Since we just covered the role of digital pathology in R&D, let’s take a quick look at how digital pathology is transforming the diagnostic laboratory. This story also starts with shifting away from glass slides and the microscope to whole slide images. And with the help of a digital pathology platform like Proscia’s Concentriq Dx*, laboratories can drive efficiencies in primary diagnostic workflows and increasingly access subspecialist expertise to deliver higher quality services. Concentriq Dx is also designed to incorporate AI applications directly into the workflow to unlock new insights about a patient’s condition and better inform treatment decisions.
What we can now see is that digital pathology and AI are helping to accelerate breakthroughs that can bring new drugs to market and ensure that there’s a more personalized treatment for each patient. In parallel, digital pathology and AI are also enabling pathologists to get a more precise look at each patient’s condition so that he or she can be matched with an individualized course of care. It’s expected that as research breakthroughs increasingly translate into the clinic and help to improve patient outcomes, this will create a flywheel effect that propels even more innovation.
What limitations need to be addressed in the rollout of AI in pathology?
It may surprise some, but resistance from scientists and pathologists is rarely a big blocker when it comes to the adoption of AI in pathology – for both research and diagnostic use cases. Scientists have been among the fastest adopters of AI for the reasons we explored above. Practicing pathologists are increasingly recognizing that AI can help them to work at the top of their license so to speak, equipping them with more information and giving them back time to make more informed diagnoses.
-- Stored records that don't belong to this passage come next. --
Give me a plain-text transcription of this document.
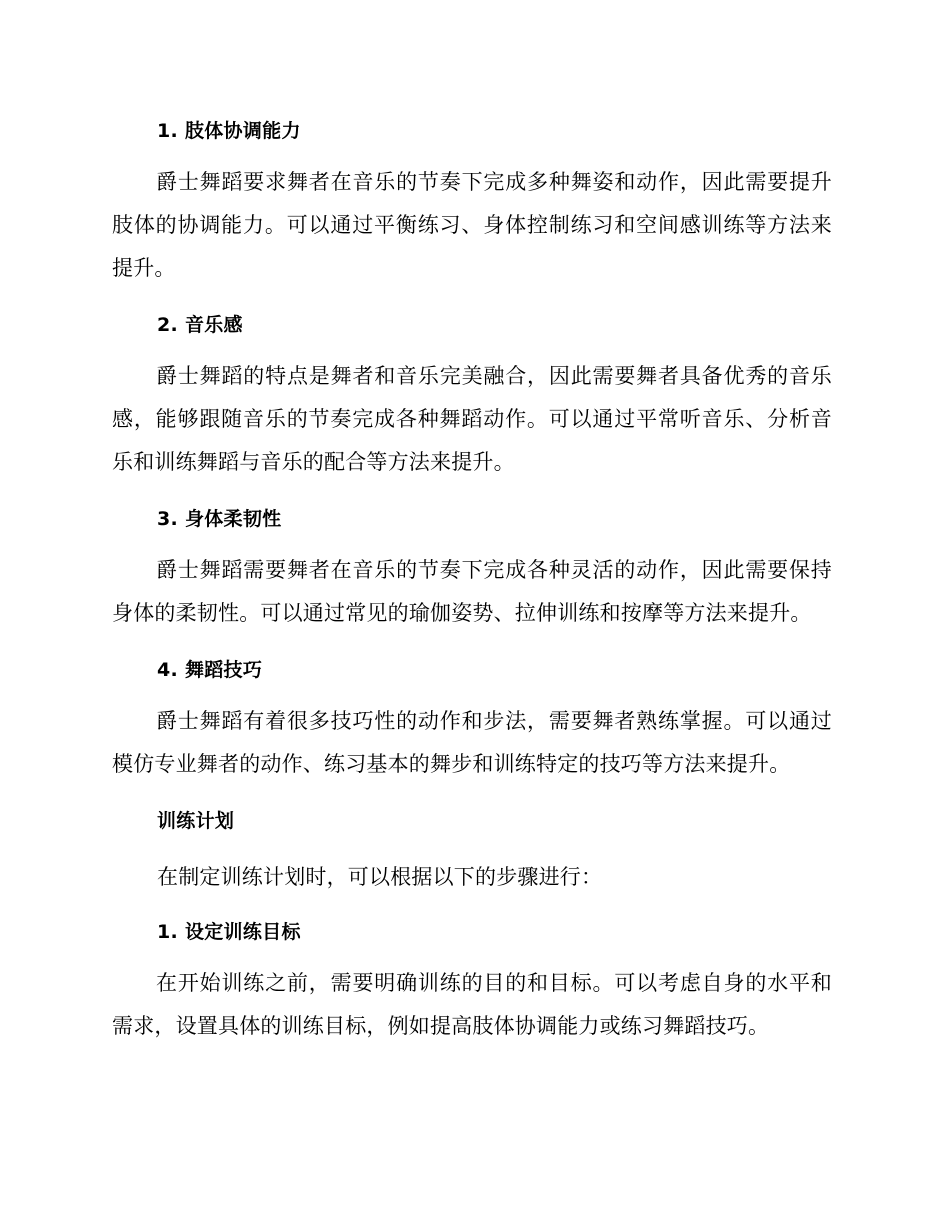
1. 肢体协调能力

爵士舞蹈要求舞者在音乐的节奏下完成多种舞姿和动作，因此需要提升肢体的协调能力。可以通过平衡练习、身体控制练习和空间感训练等方法来提升。

2. 音乐感

爵士舞蹈的特点是舞者和音乐完美融合，因此需要舞者具备优秀的音乐感，能够跟随音乐的节奏完成各种舞蹈动作。可以通过平常听音乐、分析音乐和训练舞蹈与音乐的配合等方法来提升。

3. 身体柔韧性

爵士舞蹈需要舞者在音乐的节奏下完成各种灵活的动作，因此需要保持身体的柔韧性。可以通过常见的瑜伽姿势、拉伸训练和按摩等方法来提升。

4. 舞蹈技巧

爵士舞蹈有着很多技巧性的动作和步法，需要舞者熟练掌握。可以通过模仿专业舞者的动作、练习基本的舞步和训练特定的技巧等方法来提升。

训练计划

在制定训练计划时，可以根据以下的步骤进行：

1. 设定训练目标

在开始训练之前，需要明确训练的目的和目标。可以考虑自身的水平和需求，设置具体的训练目标，例如提高肢体协调能力或练习舞蹈技巧。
So then, what are the limitations? First, AI applications have historically required a lot of compute power to run. Organizations may be hesitant to implement them because they don’t want to invest in expensive infrastructure to deploy them at scale. While this may be the case for some algorithms, AI applications are increasingly being designed with compute requirements in mind. Many of these applications can leverage existing infrastructure, and some can be run in the cloud, reducing this barrier to adoption.
Second, AI applications can only deliver value when they are incorporated into routine operations. This means that the research organization or diagnostic laboratory must first adopt digital pathology at scale and do so in a way that enables it to seamlessly integrate AI into its digitized processes. The right platform will address these needs; however, the shift from microscope-based pathology to digital pathology is a transformation, and I would be remiss to gloss over the multi-stakeholder commitment required to see it through.
Finally, as in other domains more generally, AI solutions for pathology must be generalizable. They must generalize across sites as well as overcome the variation of data seen in real-world settings, which is especially challenging when it comes to pathology given the number of diagnoses and differences in tissue staining practices and scanning processes. AI researchers and developers are increasingly demonstrating the ability to achieve broad generalizability; however, organizations typically feel most confident adopting AI applications when they perform additional validation first.
Do you see AI completely replacing the role of pathologists in the next decades?
Quite the contrary. AI will only continue to augment the role of the scientist or pathologist, much as we are already seeing today. In fact, I’d go as far as to say that their role will only grow more important as they have more information to guide decisions.
*Concentriq Dx is CE-marked under IVDR and is available for primary diagnosis in the U.S. during the COVID-19 public health emergency.